信中先表示遗憾,再委婉提及婆母交代中馈事务繁杂,需用心学习打理,又提及丫鬟犯错受责,自己身为当家主母亦有过失,心中愧疚,故暂不能常去寺中,云云。
语气恭谨,措辞得体,处处透着自责与无奈。
信写好,封入信封。
顾清欢又另取一张纸,写了几行字,交给碧桃:“这单子上的药材,你悄悄去药铺抓了,莫要走府里常去的济世堂,去城西的回春堂。抓了药,连同这封信,一并送去护国寺,交给今日早课时我们见过的那位知客僧静悟师父,拜托他转交。”
碧桃接过,看着单子上的药材名,有些疑惑:“夫人,这些药材……”
“是活血化瘀、治疗杖伤的。”顾清欢低声道,“给小杏的。她因我受罪,我不能不管。你悄悄送去浆洗房交给与她相熟的婆子,让她帮忙照应。记住,万不可让人知道是我们送的。”
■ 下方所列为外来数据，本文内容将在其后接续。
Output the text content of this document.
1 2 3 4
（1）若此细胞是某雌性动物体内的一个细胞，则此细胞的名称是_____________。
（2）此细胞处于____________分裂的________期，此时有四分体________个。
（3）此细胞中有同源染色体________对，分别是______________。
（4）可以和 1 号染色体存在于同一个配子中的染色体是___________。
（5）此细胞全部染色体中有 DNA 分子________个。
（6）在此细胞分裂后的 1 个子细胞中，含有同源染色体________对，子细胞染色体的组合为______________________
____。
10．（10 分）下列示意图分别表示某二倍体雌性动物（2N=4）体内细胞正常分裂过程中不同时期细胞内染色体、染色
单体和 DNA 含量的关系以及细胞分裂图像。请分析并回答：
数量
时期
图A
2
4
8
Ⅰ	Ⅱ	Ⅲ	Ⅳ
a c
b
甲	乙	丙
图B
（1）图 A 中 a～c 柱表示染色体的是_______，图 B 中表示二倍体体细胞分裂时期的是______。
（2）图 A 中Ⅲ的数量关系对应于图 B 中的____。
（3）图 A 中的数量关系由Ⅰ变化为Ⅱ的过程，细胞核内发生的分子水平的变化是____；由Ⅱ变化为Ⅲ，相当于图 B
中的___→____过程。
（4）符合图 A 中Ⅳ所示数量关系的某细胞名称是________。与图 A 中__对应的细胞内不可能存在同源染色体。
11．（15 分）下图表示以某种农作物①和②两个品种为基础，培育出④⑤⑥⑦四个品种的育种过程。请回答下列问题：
碧桃眼睛又红了:“夫人心善……可是,若是被老夫人知道……”
“所以要小心。”顾清欢看着她,“碧桃,这府里,我能信的只有你了。行事务必谨慎,莫要落人把柄。”
“奴婢明白!”碧桃用力点头,将信和药方仔细收好。
顾清欢这才松了口气,靠在椅背上,闭目养神。
给元济大师的信,是一步闲棋。
元济大师德高望重,与宫中也有往来,偶尔或许会与元无咎提及寺中见闻。
若他能偶尔提一句“那位诚心祈福的侯夫人,近来似被家事所累,憔悴了许多”,便值了。
便是不提,也不影响什么。
而药材之事,既是真心怜悯小杏,也是做给西院这些下人看的。
她要让她们知道,跟着她这个不得宠的主母,虽会受牵连,但她会尽力护着。
恩威并施,才能慢慢收拢人心。
更是...树立她心善。
至于膝盖的伤……顾清欢睁开眼,看着那处淤青。
疼是真的,但也正好。
过两日,若有机会“不经意”让某人看见这伤,再配上几句欲言又止的“不慎跌倒”,效果会更好。
窗外传来鸟鸣,清脆悦耳。
顾清欢望着窗棂外一方狭窄的天空,眼神幽深。
侯府这座牢笼,她待不了多久了。
但在离开之前,这里的每一分苦,每一寸痛,都要化为射向目标的箭矢,助她破开这天罗地网。